Our study has several limitations that should be mentioned. First, the sample size was relatively small, and larger studies are needed to confirm our results. Second, the patients were not all treated with the same antidepressants. Thus further studies which use specific treatment protocols are required. Third, we examined metabolite levels in samples of peripheral blood gathered from MDD patients. However, those metabolite levels may not have reflected the status of metabolites in the brain tissue of those MDD patients. On the other hand, some of the altered plasma metabolites described in the present study have also been identified in samples of brain tissues and cerebrospinal fluid (CSF).

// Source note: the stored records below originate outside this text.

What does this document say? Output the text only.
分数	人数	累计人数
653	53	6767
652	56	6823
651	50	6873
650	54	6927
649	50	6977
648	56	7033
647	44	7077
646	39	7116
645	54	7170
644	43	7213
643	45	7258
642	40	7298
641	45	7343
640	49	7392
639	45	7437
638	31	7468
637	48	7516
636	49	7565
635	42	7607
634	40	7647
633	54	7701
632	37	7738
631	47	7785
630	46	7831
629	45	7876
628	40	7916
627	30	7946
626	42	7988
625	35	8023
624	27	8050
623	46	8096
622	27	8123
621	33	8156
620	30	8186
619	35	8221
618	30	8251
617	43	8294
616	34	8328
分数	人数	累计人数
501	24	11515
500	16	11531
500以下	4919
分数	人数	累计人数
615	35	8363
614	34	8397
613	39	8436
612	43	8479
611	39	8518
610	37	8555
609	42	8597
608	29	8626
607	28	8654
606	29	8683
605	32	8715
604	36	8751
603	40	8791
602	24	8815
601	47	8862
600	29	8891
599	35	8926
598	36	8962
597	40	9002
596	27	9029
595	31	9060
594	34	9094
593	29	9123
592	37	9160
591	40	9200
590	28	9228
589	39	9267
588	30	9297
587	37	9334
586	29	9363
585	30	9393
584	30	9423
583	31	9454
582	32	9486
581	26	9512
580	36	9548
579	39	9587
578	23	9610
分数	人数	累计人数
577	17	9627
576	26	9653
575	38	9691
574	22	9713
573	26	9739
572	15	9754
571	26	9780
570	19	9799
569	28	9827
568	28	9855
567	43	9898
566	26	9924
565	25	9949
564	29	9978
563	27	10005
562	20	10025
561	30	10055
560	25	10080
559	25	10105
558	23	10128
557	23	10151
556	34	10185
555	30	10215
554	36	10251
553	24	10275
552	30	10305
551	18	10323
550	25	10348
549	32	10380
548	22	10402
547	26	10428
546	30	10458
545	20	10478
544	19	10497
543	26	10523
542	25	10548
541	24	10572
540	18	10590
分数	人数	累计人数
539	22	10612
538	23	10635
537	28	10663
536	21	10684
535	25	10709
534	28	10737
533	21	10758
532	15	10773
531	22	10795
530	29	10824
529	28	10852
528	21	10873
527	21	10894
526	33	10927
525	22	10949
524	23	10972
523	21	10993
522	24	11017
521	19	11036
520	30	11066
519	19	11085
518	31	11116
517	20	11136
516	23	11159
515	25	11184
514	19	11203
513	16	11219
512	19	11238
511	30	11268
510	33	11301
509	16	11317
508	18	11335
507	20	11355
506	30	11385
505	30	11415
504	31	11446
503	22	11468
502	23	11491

For example, a postmortem study has revealed increased Glu levels in MDD patients44. Moreover, proton magnetic resonance spectroscopy (1HMRS) studies have demonstrated reduced Gln levels in the hippocampus and pregenual anterior cingulate cortex of unmedicated MDD patients, as well as increased Glu levels in the occipital cortex region45,46,47. Furthermore, abnormality of the Gln/Glu ratio in the CSF of MDD patients and impaired Glu-Gln cycle in the brains of depressed patients have been observed19, 48. A high-performance liquid chromatography study has also revealed reduced ethanolamine levels in the CSF of MDD patients49. Fourth, we did not take potential confounding factors, such as body mass index and smoking status into consideration in our analysis due to lack of these information. Finally, the blood samples used in our study were collected when the patients visited the hospital in the morning; therefore, the interval between final food intake and blood draw was not unified, and we cannot rule out that food consumption and drinking may have affected the metabolite levels.

In conclusion, we described specific metabolite signatures that were found in samples of blood plasma obtained from medication-free MDD patients. We also conducted a longitudinal study that identified changes which occurred in those signatures after the patients had been treated with antidepressants. Our results suggest that imbalances of specific metabolites may be involved in the pathogenesis of MDD, and provide insight into the mechanisms by which antidepressants affect MDD.